The program now counts 180 families in its membership, each month delivering to seven drop-off sites that include locations in Elgin, Yorkville, Batavia and Lisle.

Beyond farmers markets

The meat-share option is one way local food producers have made their goods more accessible. Tapping an Internet that wasn’t available to the generation that preceded them on the farm, growers and ranchers are also relying on word of mouth as a marketing tool.

Promoted quietly from one fan to the next, raw milk is one of the items unique to small producers. The unpasteurized dairy fluid contains elevated levels of Beta Casein A2, which research suggests is effective in prevention and treatment of such conditions as heart disease, autism and childhood diabetes. Because it must be handled very carefully to minimize the risk of food-borne illness, however, raw milk can’t be purchased from stores. Cooperative distribution networks such as the 16-head Golden Guernsey Dairy in Carol Stream, the last fresh dairy farming operation in DuPage County, allow consumers to buy the beverage directly from the farm.

Dairy owners Rick and Kelly Boge relate on their website their disenchantment with the way the industry had changed by 2006, when they were working with a herd of 150 cows in Wisconsin, and realized the manufacturers of agricultural chemicals were pressuring producers to treat their animals with hormones and other preemptive additives they consider unnecessary and possibly harmful.

“This was against everything we, as a family, believed in, so we gave up our herd and moved back to the Chicagoland area,” the site reads.

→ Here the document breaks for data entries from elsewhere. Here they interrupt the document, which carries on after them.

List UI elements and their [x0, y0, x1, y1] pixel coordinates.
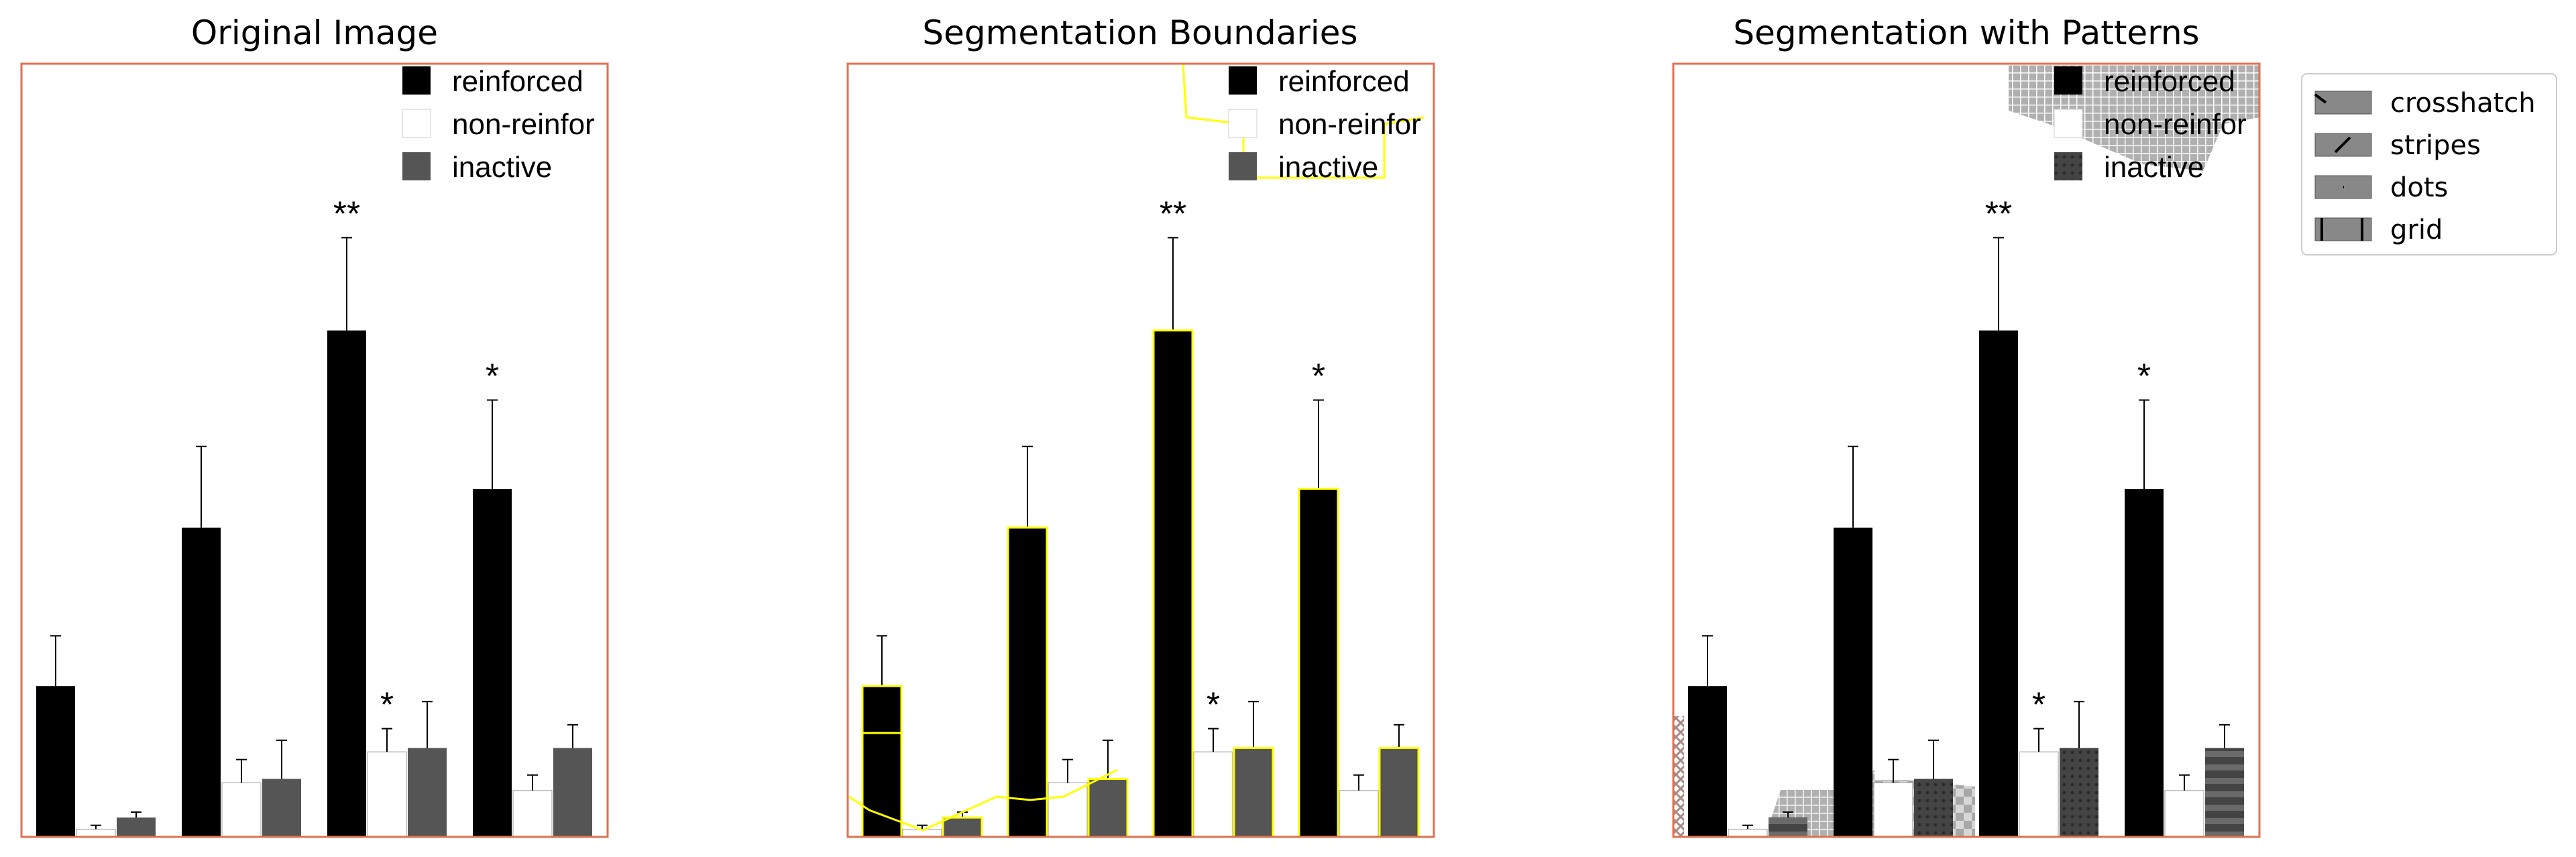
- segment-boundary: [848, 768, 1118, 832]
- bar-reinforced-1: [1008, 527, 1047, 837]
- legend-label: non-reinfor: [2104, 108, 2247, 141]
- significance-marker: **: [333, 194, 360, 233]
- panel-original: Original Image****reinforcednon-reinfori…: [20, 13, 609, 838]
- legend-clip: [609, 64, 777, 238]
- legend-label: inactive: [452, 151, 552, 184]
- legend-swatch-reinforced: [2054, 66, 2082, 95]
- legend-clip: [1435, 64, 1603, 238]
- bar-reinforced-0: [1688, 686, 1727, 837]
- bar-non-reinfor-3: [1339, 790, 1379, 838]
- legend-label: non-reinfor: [1278, 108, 1421, 141]
- grid-pattern-icon-mark: [2320, 218, 2363, 241]
- bar-non-reinfor-3: [2164, 790, 2204, 838]
- bar-reinforced-3: [1299, 489, 1338, 837]
- bar-reinforced-3: [2125, 489, 2164, 837]
- pattern-legend-label: grid: [2390, 215, 2443, 245]
- pattern-legend: crosshatch stripes dots grid: [2301, 73, 2557, 255]
- bar-inactive-2: [2060, 748, 2098, 837]
- pattern-legend-label: crosshatch: [2390, 88, 2536, 119]
- bar-inactive-0: [943, 817, 982, 837]
- legend-swatch-non-reinfor: [1228, 109, 1257, 138]
- significance-marker: *: [486, 357, 499, 396]
- bar-reinforced-1: [1834, 527, 1872, 837]
- legend-label: reinforced: [452, 65, 583, 98]
- bar-inactive-0: [1769, 817, 1807, 837]
- pattern-legend-frame: [2301, 73, 2557, 255]
- legend-swatch-inactive: [1229, 152, 1257, 180]
- bar-inactive-0: [117, 817, 156, 837]
- bar-inactive-3: [2205, 748, 2244, 837]
- bar-inactive-1: [1088, 779, 1127, 837]
- significance-marker: **: [1160, 194, 1186, 233]
- bar-inactive-2: [408, 748, 447, 837]
- legend-swatch-reinforced: [1229, 66, 1257, 95]
- crosshatch-pattern-icon-mark: [2314, 93, 2327, 104]
- legend-clip: [2261, 64, 2301, 238]
- legend-label: inactive: [2104, 151, 2204, 184]
- bar-non-reinfor-2: [2019, 751, 2059, 838]
- legend-label: non-reinfor: [452, 108, 595, 141]
- panel-title: Original Image: [191, 13, 438, 52]
- bar-reinforced-0: [862, 686, 901, 837]
- legend-label: reinforced: [2104, 65, 2235, 98]
- panel-frame: [1672, 62, 2261, 838]
- bar-non-reinfor-2: [367, 751, 407, 838]
- bar-reinforced-1: [182, 527, 221, 837]
- bar-inactive-3: [1380, 748, 1418, 837]
- bar-reinforced-0: [36, 686, 75, 837]
- bar-inactive-2: [1234, 748, 1273, 837]
- significance-marker: *: [1312, 357, 1325, 396]
- bar-non-reinfor-1: [1048, 782, 1088, 838]
- legend-label: reinforced: [1278, 65, 1410, 98]
- panel-boundaries: Segmentation Boundaries****reinforcednon…: [846, 13, 1435, 838]
- bar-inactive-3: [553, 748, 592, 837]
- bar-non-reinfor-0: [1728, 828, 1768, 838]
- bar-non-reinfor-1: [221, 782, 262, 838]
- legend-swatch-reinforced: [402, 66, 431, 95]
- pattern-legend-label: stripes: [2390, 130, 2481, 161]
- bar-inactive-1: [1914, 779, 1953, 837]
- bar-reinforced-2: [327, 330, 366, 837]
- bar-non-reinfor-0: [76, 828, 116, 838]
- bar-reinforced-2: [1154, 330, 1192, 837]
- bar-non-reinfor-2: [1193, 751, 1233, 838]
- significance-marker: *: [2137, 357, 2151, 396]
- legend-swatch-inactive: [402, 152, 431, 180]
- significance-marker: *: [1207, 686, 1220, 725]
- panel-patterns: Segmentation with Patterns****reinforced…: [1672, 13, 2261, 838]
- panel-title: Segmentation Boundaries: [922, 13, 1357, 52]
- significance-marker: *: [2032, 686, 2046, 725]
- bar-non-reinfor-3: [512, 790, 553, 838]
- legend-swatch-inactive: [2054, 152, 2082, 180]
- pattern-region-crosshatch: [1673, 716, 1684, 837]
- bar-inactive-1: [262, 779, 301, 837]
- crosshatch-pattern-icon: [2314, 91, 2372, 115]
- significance-marker: **: [1985, 194, 2012, 233]
- legend-swatch-non-reinfor: [402, 109, 431, 138]
- bar-reinforced-3: [473, 489, 512, 837]
- panel-title: Segmentation with Patterns: [1733, 13, 2199, 52]
- legend-label: inactive: [1278, 151, 1378, 184]
- panel-frame: [846, 62, 1435, 838]
- stripes-pattern-icon-mark: [2334, 136, 2351, 154]
- legend-swatch-non-reinfor: [2054, 109, 2083, 138]
- pattern-legend-label: dots: [2390, 172, 2448, 203]
- bar-non-reinfor-1: [1873, 782, 1913, 838]
- bar-reinforced-2: [1979, 330, 2018, 837]
- significance-marker: *: [380, 686, 394, 725]
- panel-frame: [20, 62, 609, 838]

Large industry is pushing back still, prompting proponents of raw milk to document the issue in “Farmageddon,” a recently released film that advocates for small farmers and outlines the case for food choices. The documentary furnishes accounts of government raids that have involved farmers being led away in handcuffs and notes that 88 percent of U.S. dairy farms have disappeared in the past four decades.

Local-foods activist Bronwyn Weaver, who owns Heritage Prairie Farm just west of Geneva with her husband Bob Archibald, sees a growing indignation over the issue and ongoing efforts to regulate the business.

“People are up in arms, both from the community standpoint and the farm standpoint,” Weaver said. “It’s just a great effort to squelch the local food movement.”

She asserts that government shouldn’t be overly involved in decisions about what goes on the dinner table.

“The local food movement is now getting educated enough so that the people who take the risk are willing to do so based on an understanding,” Weaver said.

In recent decades, she noted, people have grown increasingly distant from the source of what they put into their bodies.

“There’s been this great disconnection that’s happened,” she said. “All of the background information, all of the stories about food — who raised it, who grew it — they don’t have that knowledge anymore.

“People are starting to see that if you can’t go right to the source, you better go through a trusted intermediary.”

What’s old is new

For Collins, that’s an encouraging development. A registered nurse and office manager at the Naperville Acupuncture Center, she said the practice has hosted “meet the meat” events where the Jamesons share some of their substantial knowledge of nutrition, sustainable protein production and related topics.

It’s a modern twist on the old idea that you are what you eat.

“I think people my age were raised that way, and they want to get back to that,” Collins said. “People are getting more aware of it. They need to know it’s out there.”

Weaver is hopeful.

“It’s a fascinating time to be involved in the discussion,” she said. “It’s scary what’s at stake.”

As the momentum builds among those looking for ways to grow closer to their families and their communities, and as more of the population turns its attention to prevention of disease and other chronic health woes, Weaver believes eating locally will grow ever more mainstream.

“We don’t want to have to search out that food in extraordinary ways. We just want it to be available,” she said. “We just want to be normal.”